I tried your solution and got no output .

This is my code.

input {
  jdbc {
    jdbc_driver_library => "/usr/share/logstash/mysql-connector-java-8.0.25.jar"
    jdbc_driver_class => "${JDBC_DRIVER_CLASS}"
    jdbc_connection_string => "${JDBC_CONNECTION_STRING}"
    jdbc_user => "${JDBC_USER}"
    jdbc_password => "${JDBC_PASSWORD}"
    statement_filepath => "/usr/share/logstash/config/queries/incremental.sql"
  }
}

filter {
    aggregate {
        task_id => "%{question_id}"
        push_map_as_event_on_timeout => true
        timeout_task_id_field => "question_id"
        timeout => 5
        code => '
            answer_id = event.get("answer_id")
            doctor_id = event.get("doctor_id")
            speciality_id = event.get("speciality_id")

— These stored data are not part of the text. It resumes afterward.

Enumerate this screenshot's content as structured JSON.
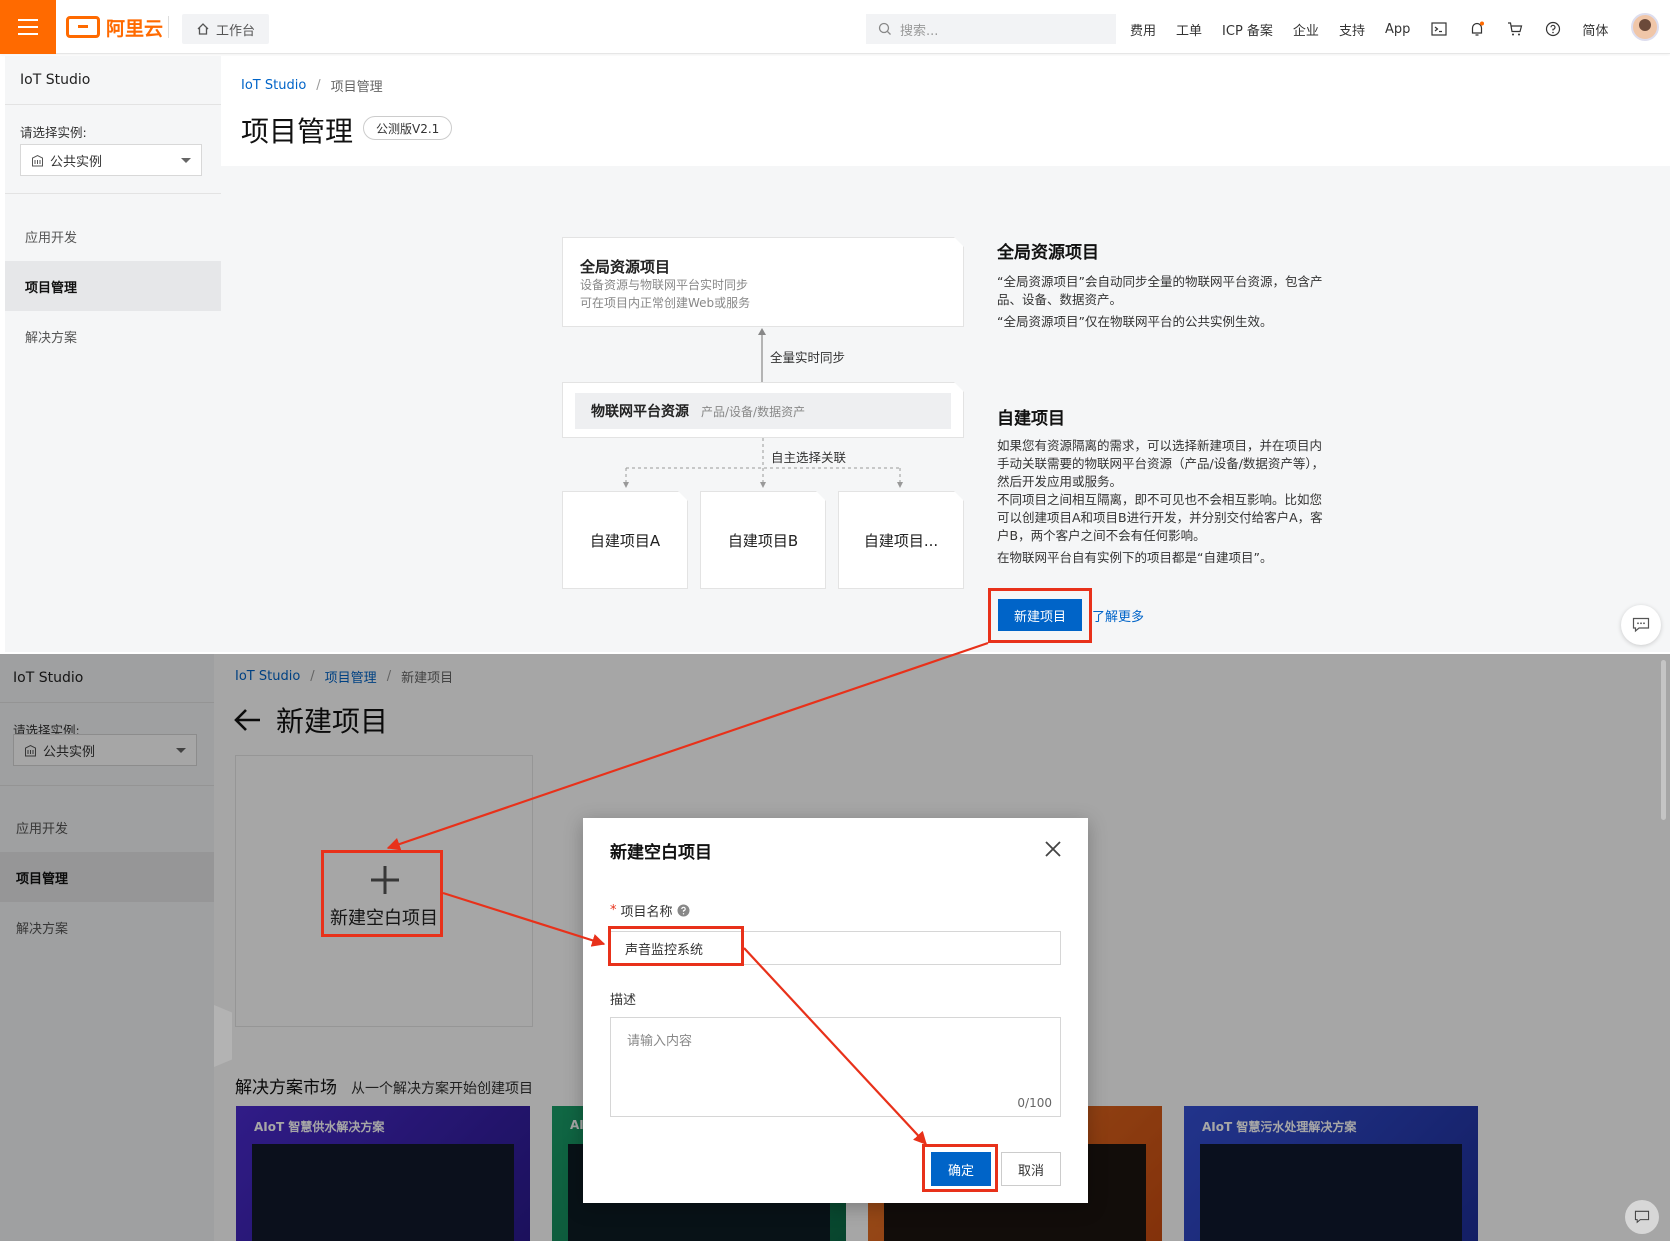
{
  "topbar": {
    "logo_text": "阿里云",
    "workbench": "工作台",
    "search_placeholder": "搜索...",
    "links": [
      "费用",
      "工单",
      "ICP 备案",
      "企业",
      "支持",
      "App"
    ],
    "lang": "简体"
  },
  "top_panel": {
    "sidebar": {
      "title": "IoT Studio",
      "instance_label": "请选择实例:",
      "instance_value": "公共实例",
      "items": [
        {
          "label": "应用开发",
          "active": false
        },
        {
          "label": "项目管理",
          "active": true
        },
        {
          "label": "解决方案",
          "active": false
        }
      ]
    },
    "breadcrumb": [
      "IoT Studio",
      "项目管理"
    ],
    "page_title": "项目管理",
    "version_badge": "公测版V2.1",
    "diagram": {
      "global_card_title": "全局资源项目",
      "global_card_line1": "设备资源与物联网平台实时同步",
      "global_card_line2": "可在项目内正常创建Web或服务",
      "sync_label": "全量实时同步",
      "platform_title": "物联网平台资源",
      "platform_sub": "产品/设备/数据资产",
      "assoc_label": "自主选择关联",
      "sub_projects": [
        "自建项目A",
        "自建项目B",
        "自建项目..."
      ]
    },
    "info": {
      "global_title": "全局资源项目",
      "global_p1": "“全局资源项目”会自动同步全量的物联网平台资源，包含产品、设备、数据资产。",
      "global_p2": "“全局资源项目”仅在物联网平台的公共实例生效。",
      "custom_title": "自建项目",
      "custom_p1": "如果您有资源隔离的需求，可以选择新建项目，并在项目内手动关联需要的物联网平台资源（产品/设备/数据资产等），然后开发应用或服务。",
      "custom_p2": "不同项目之间相互隔离，即不可见也不会相互影响。比如您可以创建项目A和项目B进行开发，并分别交付给客户A，客户B，两个客户之间不会有任何影响。",
      "custom_p3": "在物联网平台自有实例下的项目都是“自建项目”。"
    },
    "new_project_button": "新建项目",
    "learn_more": "了解更多"
  },
  "bottom_panel": {
    "sidebar": {
      "title": "IoT Studio",
      "instance_label": "请选择实例:",
      "instance_value": "公共实例",
      "items": [
        {
          "label": "应用开发",
          "active": false
        },
        {
          "label": "项目管理",
          "active": true
        },
        {
          "label": "解决方案",
          "active": false
        }
      ]
    },
    "breadcrumb": [
      "IoT Studio",
      "项目管理",
      "新建项目"
    ],
    "page_title": "新建项目",
    "blank_card_label": "新建空白项目",
    "market_title": "解决方案市场",
    "market_subtitle": "从一个解决方案开始创建项目",
    "solutions": [
      {
        "title": "AIoT 智慧供水解决方案",
        "color": "#3a1fb0"
      },
      {
        "title": "AI",
        "color": "#0f8a5a"
      },
      {
        "title": "",
        "color": "#e0601b"
      },
      {
        "title": "AIoT 智慧污水处理解决方案",
        "color": "#2b3fbf"
      }
    ],
    "modal": {
      "title": "新建空白项目",
      "name_label": "项目名称",
      "name_value": "声音监控系统",
      "desc_label": "描述",
      "desc_placeholder": "请输入内容",
      "counter": "0/100",
      "ok": "确定",
      "cancel": "取消"
    }
  }
}
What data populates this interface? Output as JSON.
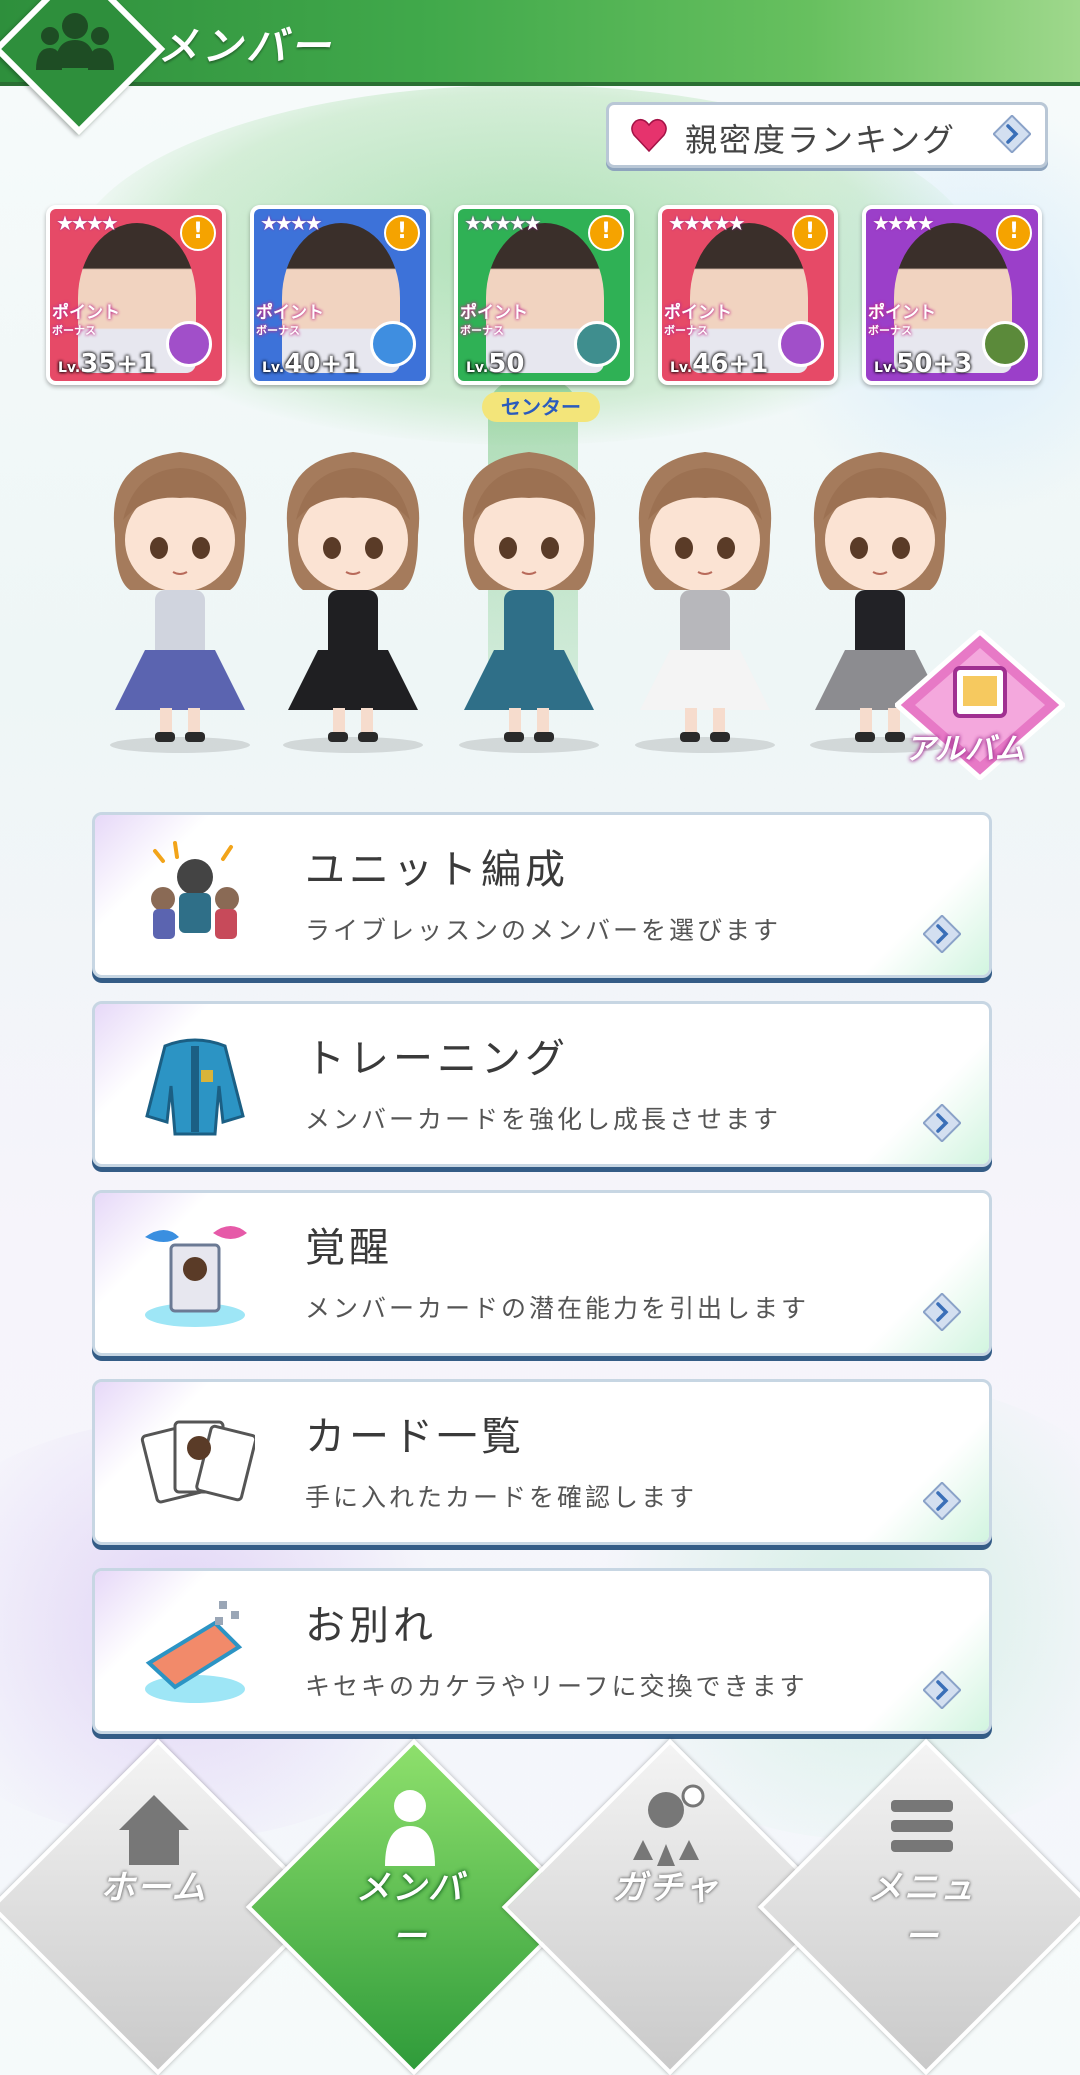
{
  "header": {
    "title": "メンバー",
    "icon": "members-icon"
  },
  "ranking": {
    "label": "親密度ランキング",
    "icon": "heart-icon"
  },
  "cards": [
    {
      "stars": "★★★★",
      "level": "35+1",
      "lv_prefix": "Lv.",
      "point_label": "ポイント",
      "bonus_label": "ボーナス",
      "frame_color": "#e64a67",
      "type_color": "#a14fc9"
    },
    {
      "stars": "★★★★",
      "level": "40+1",
      "lv_prefix": "Lv.",
      "point_label": "ポイント",
      "bonus_label": "ボーナス",
      "frame_color": "#3d72d9",
      "type_color": "#3f8ee0"
    },
    {
      "stars": "★★★★★",
      "level": "50",
      "lv_prefix": "Lv.",
      "point_label": "ポイント",
      "bonus_label": "ボーナス",
      "frame_color": "#2fb155",
      "type_color": "#3f8e8e"
    },
    {
      "stars": "★★★★★",
      "level": "46+1",
      "lv_prefix": "Lv.",
      "point_label": "ポイント",
      "bonus_label": "ボーナス",
      "frame_color": "#e64a67",
      "type_color": "#a14fc9"
    },
    {
      "stars": "★★★★",
      "level": "50+3",
      "lv_prefix": "Lv.",
      "point_label": "ポイント",
      "bonus_label": "ボーナス",
      "frame_color": "#9b3fc9",
      "type_color": "#5b8a3a"
    }
  ],
  "center_label": "センター",
  "chibis": [
    {
      "outfit": "#5b64b0",
      "top": "#d0d4de"
    },
    {
      "outfit": "#1f1f22",
      "top": "#1f1f22"
    },
    {
      "outfit": "#2f6f88",
      "top": "#2f6f88"
    },
    {
      "outfit": "#f4f4f4",
      "top": "#b7b7bb"
    },
    {
      "outfit": "#8c8c90",
      "top": "#222226"
    }
  ],
  "album": {
    "label": "アルバム"
  },
  "menu": [
    {
      "title": "ユニット編成",
      "desc": "ライブレッスンのメンバーを選びます",
      "icon": "unit-group-icon"
    },
    {
      "title": "トレーニング",
      "desc": "メンバーカードを強化し成長させます",
      "icon": "jacket-icon"
    },
    {
      "title": "覚醒",
      "desc": "メンバーカードの潜在能力を引出します",
      "icon": "awaken-candy-icon"
    },
    {
      "title": "カード一覧",
      "desc": "手に入れたカードを確認します",
      "icon": "card-stack-icon"
    },
    {
      "title": "お別れ",
      "desc": "キセキのカケラやリーフに交換できます",
      "icon": "farewell-exchange-icon"
    }
  ],
  "nav": [
    {
      "label": "ホーム",
      "icon": "home-icon",
      "active": false
    },
    {
      "label": "メンバー",
      "icon": "members-icon",
      "active": true
    },
    {
      "label": "ガチャ",
      "icon": "gacha-icon",
      "active": false
    },
    {
      "label": "メニュー",
      "icon": "menu-icon",
      "active": false
    }
  ]
}
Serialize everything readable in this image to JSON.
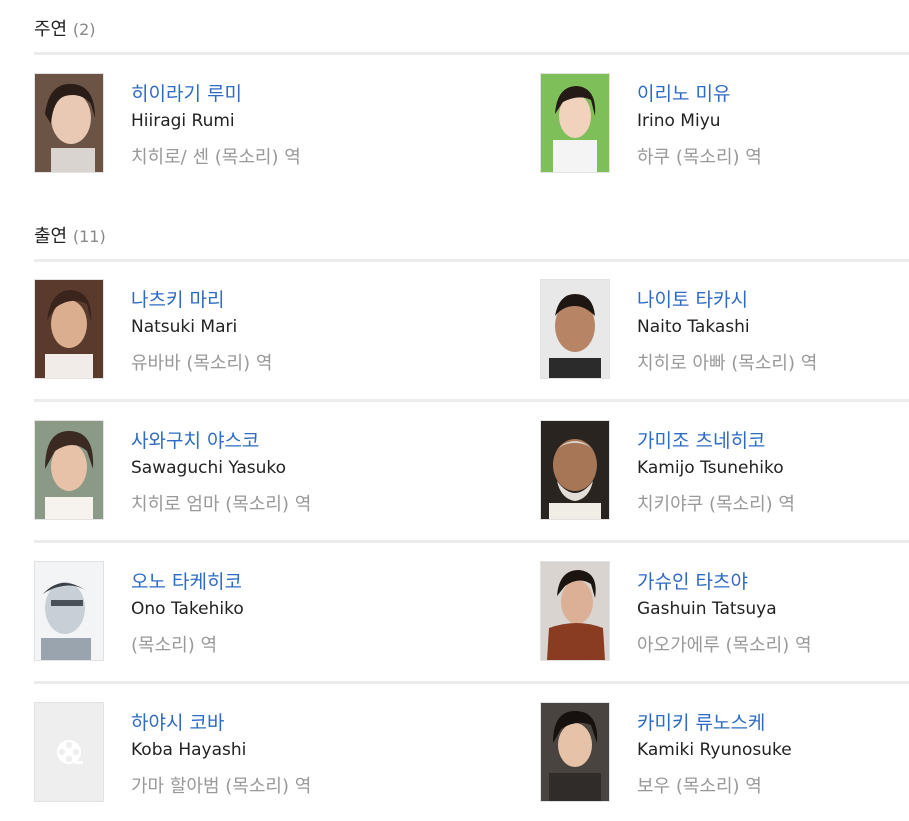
{
  "lead": {
    "title": "주연",
    "count": "(2)",
    "people": [
      {
        "name_ko": "히이라기 루미",
        "name_en": "Hiiragi Rumi",
        "role": "치히로/ 센 (목소리) 역",
        "photo": "portrait"
      },
      {
        "name_ko": "이리노 미유",
        "name_en": "Irino Miyu",
        "role": "하쿠 (목소리) 역",
        "photo": "portrait"
      }
    ]
  },
  "cast": {
    "title": "출연",
    "count": "(11)",
    "rows": [
      [
        {
          "name_ko": "나츠키 마리",
          "name_en": "Natsuki Mari",
          "role": "유바바 (목소리) 역",
          "photo": "portrait"
        },
        {
          "name_ko": "나이토 타카시",
          "name_en": "Naito Takashi",
          "role": "치히로 아빠 (목소리) 역",
          "photo": "portrait"
        }
      ],
      [
        {
          "name_ko": "사와구치 야스코",
          "name_en": "Sawaguchi Yasuko",
          "role": "치히로 엄마 (목소리) 역",
          "photo": "portrait"
        },
        {
          "name_ko": "가미조 츠네히코",
          "name_en": "Kamijo Tsunehiko",
          "role": "치키야쿠 (목소리) 역",
          "photo": "portrait"
        }
      ],
      [
        {
          "name_ko": "오노 타케히코",
          "name_en": "Ono Takehiko",
          "role": "(목소리) 역",
          "photo": "portrait"
        },
        {
          "name_ko": "가슈인 타츠야",
          "name_en": "Gashuin Tatsuya",
          "role": "아오가에루 (목소리) 역",
          "photo": "portrait"
        }
      ],
      [
        {
          "name_ko": "하야시 코바",
          "name_en": "Koba Hayashi",
          "role": "가마 할아범 (목소리) 역",
          "photo": "film-reel-placeholder-icon"
        },
        {
          "name_ko": "카미키 류노스케",
          "name_en": "Kamiki Ryunosuke",
          "role": "보우 (목소리) 역",
          "photo": "portrait"
        }
      ]
    ]
  },
  "colors": {
    "link": "#2d6bc4",
    "role": "#999999",
    "divider": "#ececec"
  }
}
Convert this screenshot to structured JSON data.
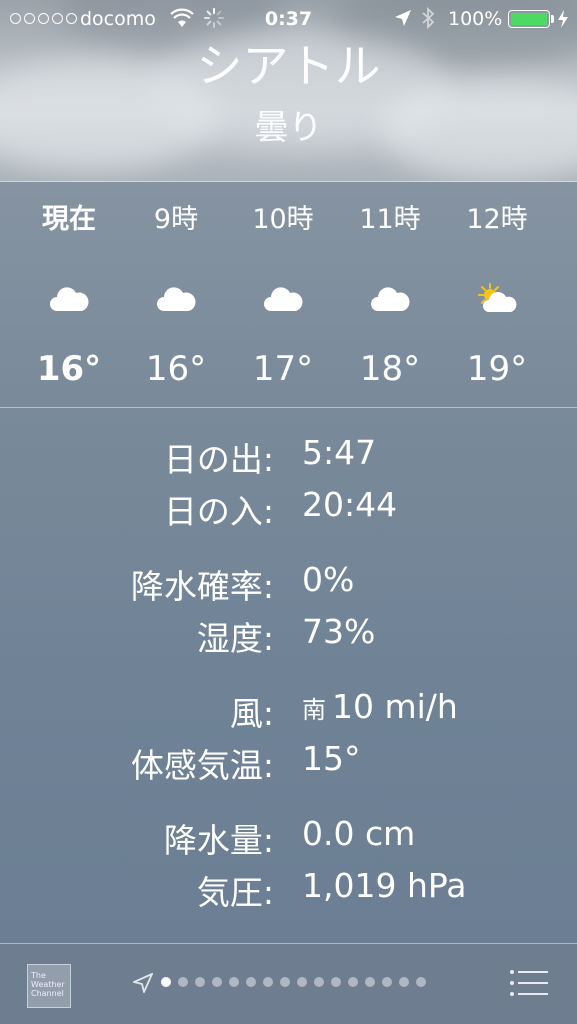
{
  "status_bar": {
    "carrier": "docomo",
    "time": "0:37",
    "battery": "100%",
    "signal_dots": 5
  },
  "header": {
    "city": "シアトル",
    "condition": "曇り"
  },
  "hourly": [
    {
      "label": "現在",
      "temp": "16°",
      "icon": "cloud-icon"
    },
    {
      "label": "9時",
      "temp": "16°",
      "icon": "cloud-icon"
    },
    {
      "label": "10時",
      "temp": "17°",
      "icon": "cloud-icon"
    },
    {
      "label": "11時",
      "temp": "18°",
      "icon": "cloud-icon"
    },
    {
      "label": "12時",
      "temp": "19°",
      "icon": "partly-sunny-icon"
    }
  ],
  "details": {
    "sunrise": {
      "label": "日の出:",
      "value": "5:47"
    },
    "sunset": {
      "label": "日の入:",
      "value": "20:44"
    },
    "precip_chance": {
      "label": "降水確率:",
      "value": "0%"
    },
    "humidity": {
      "label": "湿度:",
      "value": "73%"
    },
    "wind": {
      "label": "風:",
      "direction": "南",
      "value": "10 mi/h"
    },
    "feels_like": {
      "label": "体感気温:",
      "value": "15°"
    },
    "precipitation": {
      "label": "降水量:",
      "value": "0.0 cm"
    },
    "pressure": {
      "label": "気圧:",
      "value": "1,019 hPa"
    }
  },
  "bottom_bar": {
    "logo": "The Weather Channel",
    "page_count": 16,
    "active_page": 0
  },
  "colors": {
    "battery": "#4cd964",
    "sun": "#f5c518"
  }
}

            map["answers"] ||= {}

            if ! map["answers"][answer_id]
                map["answers"][answer_id] = { "answer_id" => answer_id,
                                                "doctor_id" => doctor_id,
                                                "doctor_specialities" => [ {"specialty_id" => speciality_id } ] }
            else
                # Assume it is the same doctor
                map["answers"][answer_id]["doctor_specialities"] << {"specialty_id": speciality_id }
            end
            event.cancel
        '
    }
    ruby {
        code => '
        # This converts a hash { "key" => "value" } to [ "key", "value" ]
        answers = event.get("answers").to_a
        # Next we throw away the keys since those are also in the value hash
        newAnswers = []
        answers.each { |x|
            newAnswers << x[1]
        }
        event.set("answers", newAnswers)
        '
    }

}
output {
  stdout{
  codec => rubydebug
  }
}

and when I removed (event.cancel) i got this output

logstash_1       | {
logstash_1       |          "@version" => "1",
logstash_1       |       "question_id" => 8548,
logstash_1       |           "answers" => [],
logstash_1       |         "answer_id" => 236955,
logstash_1       |         "doctor_id" => 115132,
logstash_1       |     "speciality_id" => 24,
logstash_1       |        "@timestamp" => 2021-11-02T15:16:44.896Z
logstash_1       | }
logstash_1       | {
logstash_1       |          "@version" => "1",
logstash_1       |       "question_id" => 8548,
logstash_1       |           "answers" => [],
logstash_1       |         "answer_id" => 237095,
logstash_1       |         "doctor_id" => 95751,
logstash_1       |     "speciality_id" => 24,
logstash_1       |        "@timestamp" => 2021-11-02T15:16:44.897Z
logstash_1       | }
logstash_1       | {
logstash_1       |          "@version" => "1",
logstash_1       |       "question_id" => 8548,
logstash_1       |           "answers" => [],
logstash_1       |         "answer_id" => 237998,
logstash_1       |         "doctor_id" => 95751,
logstash_1       |     "speciality_id" => 24,
logstash_1       |        "@timestamp" => 2021-11-02T15:16:44.898Z
logstash_1       | }
logstash_1       | {
logstash_1       |          "@version" => "1",
logstash_1       |       "question_id" => 8548,
logstash_1       |           "answers" => [],
logstash_1       |         "answer_id" => 241824,
logstash_1       |         "doctor_id" => 96780,
logstash_1       |     "speciality_id" => 24,
logstash_1       |        "@timestamp" => 2021-11-02T15:16:44.898Z
logstash_1       | }
l

That sounds like the timeout is not occurring. Perhaps the pipeline has stopped, so the timeout does not occur. You could try adding a file input that reads a file that contains no data, that will keep the pipeline running even if the jdbc input has finished.

This topic was automatically closed 28 days after the last reply. New replies are no longer allowed.